Redonnons à la vaccination son juste positionnement

S. Montero interviewé par C. Maillard Le Concours Médical, 2015, vol.137, n°6, pp. 442-443.
L’obligation vaccinale ne concerne plus en France que trois maladies : la diphtérie, le tétanos et la poliomyélite. Si elle est abrogée, il faudra un soutien actif des autorités sanitaires à la politique vaccinale, faute de quoi le taux de couverture vaccinale s’effondrera et ressurgiront alors ces terribles maladies.

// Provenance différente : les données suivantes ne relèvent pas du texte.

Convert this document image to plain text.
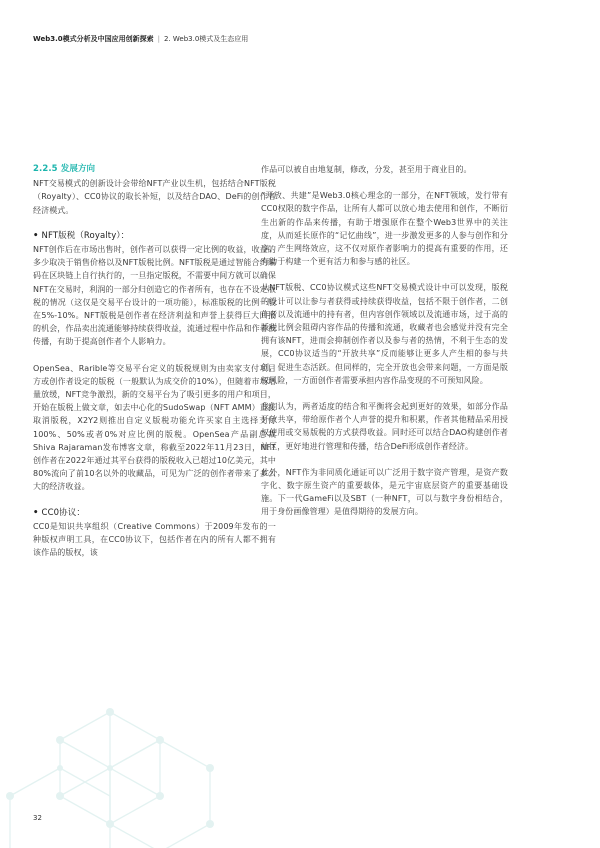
Web3.0模式分析及中国应用创新探索 | 2. Web3.0模式及生态应用
2.2.5 发展方向

NFT交易模式的创新设计会带给NFT产业以生机，包括结合NFT版税（Royalty）、CC0协议的取长补短，以及结合DAO、DeFi的创作者经济模式。

• NFT版税（Royalty）：

NFT创作后在市场出售时，创作者可以获得一定比例的收益，收益的多少取决于销售价格以及NFT版税比例。NFT版税是通过智能合约编码在区块链上自行执行的，一旦指定版税，不需要中间方就可以确保NFT在交易时，利润的一部分归创造它的作者所有，也存在不设定版税的情况（这仅是交易平台设计的一项功能），标准版税的比例一般在5%-10%。NFT版税是创作者在经济利益和声誉上获得巨大回报的机会，作品卖出流通能够持续获得收益，流通过程中作品和作者被传播，有助于提高创作者个人影响力。

OpenSea、Rarible等交易平台定义的版税规则为由卖家支付项目方或创作者设定的版税（一般默认为成交价的10%），但随着市场增量放缓，NFT竞争激烈，新的交易平台为了吸引更多的用户和项目，开始在版税上做文章，如去中心化的SudoSwap（NFT AMM）直接取消版税，X2Y2则推出自定义版税功能允许买家自主选择支付100%、50%或者0%对应比例的版税。OpenSea产品副总裁Shiva Rajaraman发布博客文章，称截至2022年11月23日，NFT创作者在2022年通过其平台获得的版税收入已超过10亿美元，其中80%流向了前10名以外的收藏品，可见为广泛的创作者带来了多么大的经济收益。

• CC0协议：

CC0是知识共享组织（Creative Commons）于2009年发布的一种版权声明工具，在CC0协议下，包括作者在内的所有人都不拥有该作品的版权，该

作品可以被自由地复制，修改，分发，甚至用于商业目的。

“开放、共建”是Web3.0核心理念的一部分，在NFT领域，发行带有CC0权限的数字作品，让所有人都可以放心地去使用和创作，不断衍生出新的作品来传播，有助于增强原作在整个Web3世界中的关注度，从而延长原作的“记忆曲线”，进一步激发更多的人参与创作和分享，产生网络效应，这不仅对原作者影响力的提高有重要的作用，还有助于构建一个更有活力和参与感的社区。

从NFT版税、CC0协议模式这些NFT交易模式设计中可以发现，版税的设计可以让参与者获得或持续获得收益，包括不限于创作者，二创作者以及流通中的持有者，但内容创作领域以及流通市场，过于高的版税比例会阻碍内容作品的传播和流通，收藏者也会感觉并没有完全拥有该NFT，进而会抑制创作者以及参与者的热情，不利于生态的发展，CC0协议适当的“开放共享”反而能够让更多人产生相的参与共创，促进生态活跃。但同样的，完全开放也会带来问题，一方面是版权风险，一方面创作者需要承担内容作品变现的不可预知风险。

我们认为，两者适度的结合和平衡将会起到更好的效果，如部分作品开放共享，带给原作者个人声誉的提升和积累，作者其他精品采用授权使用或交易版税的方式获得收益。同时还可以结合DAO构建创作者社区，更好地进行管理和传播，结合DeFi形成创作者经济。

此外，NFT作为非同质化通证可以广泛用于数字资产管理，是资产数字化、数字原生资产的重要载体，是元宇宙底层资产的重要基础设施。下一代GameFi以及SBT（一种NFT，可以与数字身份相结合，用于身份画像管理）是值得期待的发展方向。

32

Selon le Baromètre santé 2014 de l’Inpes, 79% des Français de 18 à 75 ans se disent favorables à la vaccination et pourtant la couverture vaccinale reste insuffisante. Cela s’explique par le fait que la vaccination étant efficace, les maladies sont considérées comme disparues et alors à quoi bon se faire vacciner, au risque d’effets secondaires. Il faut quand même admettre que "les vaccins sont très bien tolérés mieux que la plupart des médicaments et la pharmacovigilance est bien organisée."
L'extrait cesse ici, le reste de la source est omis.